For now, COVID-19 vaccines are still available for free. Pfizer says it anticipates that the COVID-19 vaccine pricing could come into play when the distribution and reimbursement of vaccines transition from government contracts to the traditional health-care system, as early as the first quarter of 2023.
An analysis published by the Kaiser Family Foundation this week said that without additional funding or protections, the commercialization of COVID-19 preventative and countermeasures would create access barriers for vaccines, tests and therapeutics -- especially for the uninsured and underinsured.
Two key changes will lead to commercialization: the end of the US government's public health emergency declaration and the depletion of federally purchased supply. Each change creates its own challenges and, taken together, "may amplify access challenges," the analysis says.
Neither change has come to pass; the public health emergency declaration was renewed last week for another 90 days. But Congress has yet to act on the Biden administration's request for billions more in funding to ensure a steady and accessible supply of COVID-19 countermeasures.
A large portion of the government's request for further COVID-19 funding is a "critical request" for resources to support development of new vaccines and treatments that can withstand future variants of the coronavirus, said Dawn O'Connell, assistant secretary for preparedness and response within the US Department of Health and Human Services.
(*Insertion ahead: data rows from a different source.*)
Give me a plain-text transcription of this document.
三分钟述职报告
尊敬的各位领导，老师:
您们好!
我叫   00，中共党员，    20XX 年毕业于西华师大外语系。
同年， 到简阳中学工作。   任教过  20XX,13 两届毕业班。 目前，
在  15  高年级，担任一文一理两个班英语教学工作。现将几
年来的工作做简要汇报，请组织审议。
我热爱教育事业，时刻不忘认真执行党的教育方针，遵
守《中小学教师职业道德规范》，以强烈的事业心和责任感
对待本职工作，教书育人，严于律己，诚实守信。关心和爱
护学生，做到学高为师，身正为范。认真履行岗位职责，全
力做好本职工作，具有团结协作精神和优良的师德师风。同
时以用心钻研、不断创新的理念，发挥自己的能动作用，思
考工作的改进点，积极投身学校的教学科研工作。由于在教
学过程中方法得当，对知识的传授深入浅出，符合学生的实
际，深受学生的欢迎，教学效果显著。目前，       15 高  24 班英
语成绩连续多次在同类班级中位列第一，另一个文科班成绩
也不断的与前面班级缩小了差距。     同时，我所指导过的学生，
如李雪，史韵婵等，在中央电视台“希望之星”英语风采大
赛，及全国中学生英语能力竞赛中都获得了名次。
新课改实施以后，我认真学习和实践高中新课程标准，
"That would get us out of the boom-bust cycle surge in cases," she said at a news briefing Wednesday hosted by KFF.
The goal is to avoid a situation like last winter when there was a test shortage due to lack of anticipation for the Delta variant, said Jen Kates, senior vice president and director of global health & HIV policy with KFF.
Another portion of the funding would go toward protecting the uninsured and ensuring universal access to COVID-19 countermeasures, O'Connell said.
According to the KFF analysis, once the measures are commercialized, uninsured adults would lose access to free vaccines. But treatments and tests would face the "most acute" challenges, with cost sharing that would affect how much of the cost would be covered by insurance.
Transitioning to commercialization was always part of the plan, O'Connell said. It's the way other health conditions are approached in the US.
"But the process is complex," she said. "Regardless of whether we were going to get COVID funding, we were eventually going to have to make this transition at some point. Part of the COVID request makes this a little less bumpy."